Sammi Soutar, former business owner and investigative journalist, has taught creative writing and facilitated writers’ groups and roundtables. She is currently revising her first novel and tells me she keeps a copy of Around the Writer’s Block with her at all times.
But that’s not why I invited her to share this post with us. I invited her because she knows how the joy of writing can spin into a “fishtail around roadblocks that make the writing seem more an obstacle course than an occupation” and most importantly how to get through the obstacle course back to the joy.
For most of my writing life, I’ve had an uneasy relationship with my muse. Social media coined a phrase for this: “It’s complicated.” I go back and forth between the fear that “the end is nigh” and the hope that “the best is yet to come.”
Fear has ever been my biggest stumbling block. Over time, incessant chatter from Monkey Mind, my internal saboteur, convinced me that I wasn’t a writer, would never be a writer, wasn’t good enough, smart enough, knowledgeable enough, or had an adequate vocabulary… so I quit and let my writing voice grow silent. For thirty years.
When I picked up a notebook and pen again, necessity drove me. While on that silent road to nowhere, the absence of writing had begun to wear on my psyche. I knew that, despite a profitable business, something was missing in my life, something was missing in me.
I began to write creatively again, not all at once and not without fear, but gradually. Natalie Goldberg’s books on writing practice helped. The butterflies came and went, but I pressed on, largely because it felt a little like dying not to.
Several years of writing practice gave me the confidence to attempt a full-length novel. That delirious, first burst of creativity slowed to a crawl, but then I ran across another break-through writing book, Rosanne’s Around the Writer’s Block. What an epiphany! Writing needn’t be a life-or-death proposition. It could be fun, and fun in manageable chunks of 5, 10, or 15 minutes a day.
Play time? Yes, I can do that. Rewards? Great. I’ll go gangbusters for those little gold stars, chocolates and coins. Rewarding myself just for showing up and maybe getting a little work done sounded much more enticing than, “Your relevance is on the line!” which was what Monkey Mind whispered in my ear.
Every so often, and despite the encouragement of supportive peers and mentors, I still get hammered by self-doubt.
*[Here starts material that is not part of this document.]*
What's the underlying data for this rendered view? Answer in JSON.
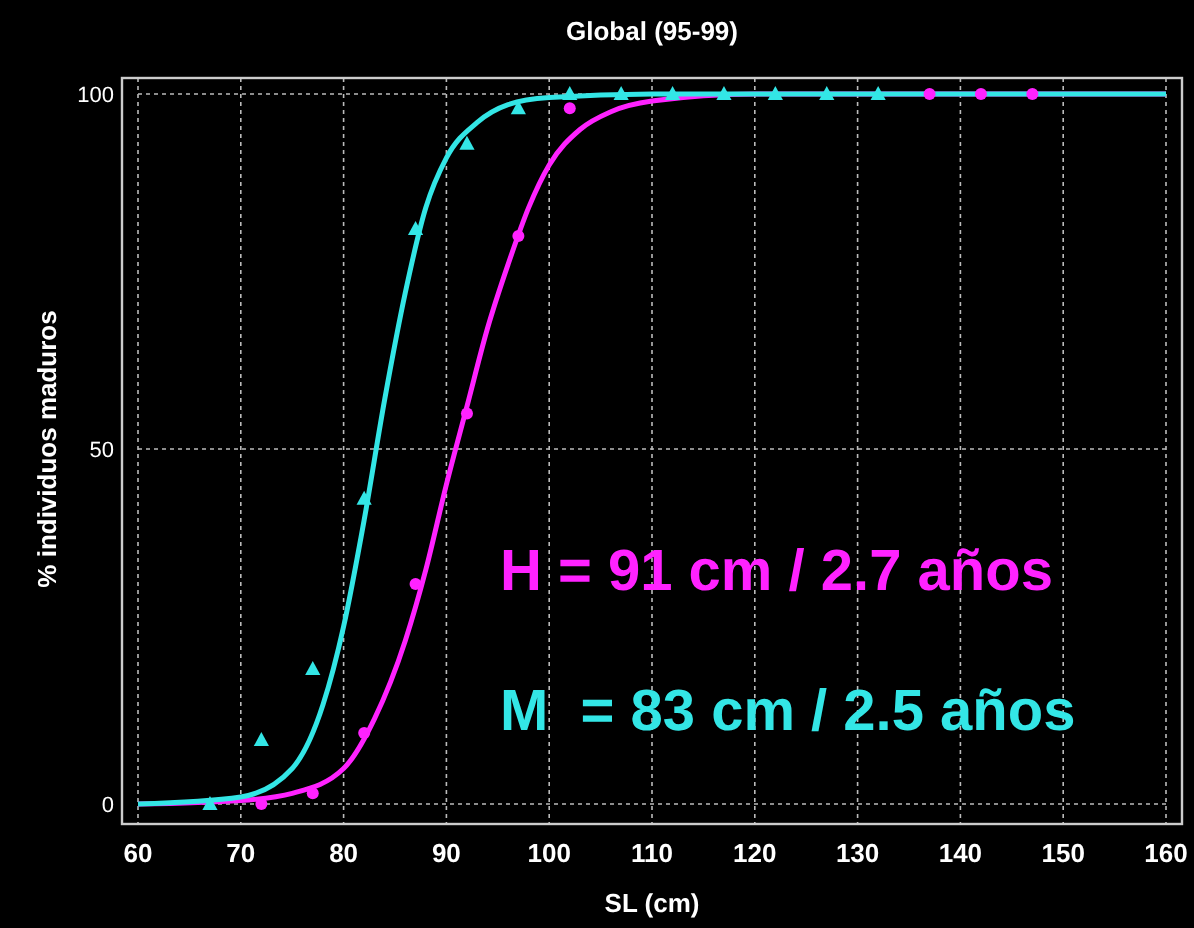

A challenging scene can send me skidding into a fishtail around roadblocks that make the writing seem more an obstacle course than an occupation.
After an agonizing dry spell, I finished a scene in my nascent novel last week that had taxed my imagination and my fortitude for months. I wrote and rewrote, and every word felt wrong, out of sync, mediocre. Monkey Mind climbed back on my back and stayed there so long, I got saddle sores. What felt like a century went by and still, no pay dirt. I teetered on the edge of quitting, but instead, I pressed on. I practiced. I slogged, sometimes for hours, each day. I did this, with no apparent progress, for ten months. Ten! Nothing I set down looked like a keeper. Not. One. Word.
Desperate and despite lack of conviction that outlining might help — I’d outlined the entire novel and yet no magic had occurred — I drilled down further and outlined the scene that had stumped me, beat by excruciating beat. I showed up at the page and I tried to have a little faith in myself, even while that internal saboteur made fun of my misery. Practice, outlining and more practice, every damn day.
Finally, the barricades and orange barrels disappeared. All the pieces of writing I’d found wanting began to coalesce. There were some keepers in that pile of steaming story after all. The fog cleared, the road beckoned, and I could practically hear that chirpy song from The Wizard of Oz movie, “You’re out of the woods, you’re out of the dark, you’re out of the night…”
Looking back, I realize it would have taken a lot less time to reach this breakthrough had I not fought so hard to avoid outlining. Now I know better. Trust the process. Let the words fall where they may and, sooner or later, even if much later, they will learn to fly in formation. I now have a finished scene and, indeed, a whole new chapter, to prove it.
When all else fails, when the Muse takes off for the Florida Keys and stays there on an extended vaycay, when your protagonist says, “Bite me,” and sulks in a corner, even if your antagonist gets in a snit and leaves to pursue a career makeover, the tools of writing practice, outlining, and a large pile of chocolate-covered peanuts will get you across the finish line.
Sammi Soutar is writing a humorous fantasy about a fairy godmother. Although she has never met her own fairy godmother, nor a common garden gnome for that matter, she says that once, while weeding in her garden, she fought a dragon who was impersonating a wild raspberry bush.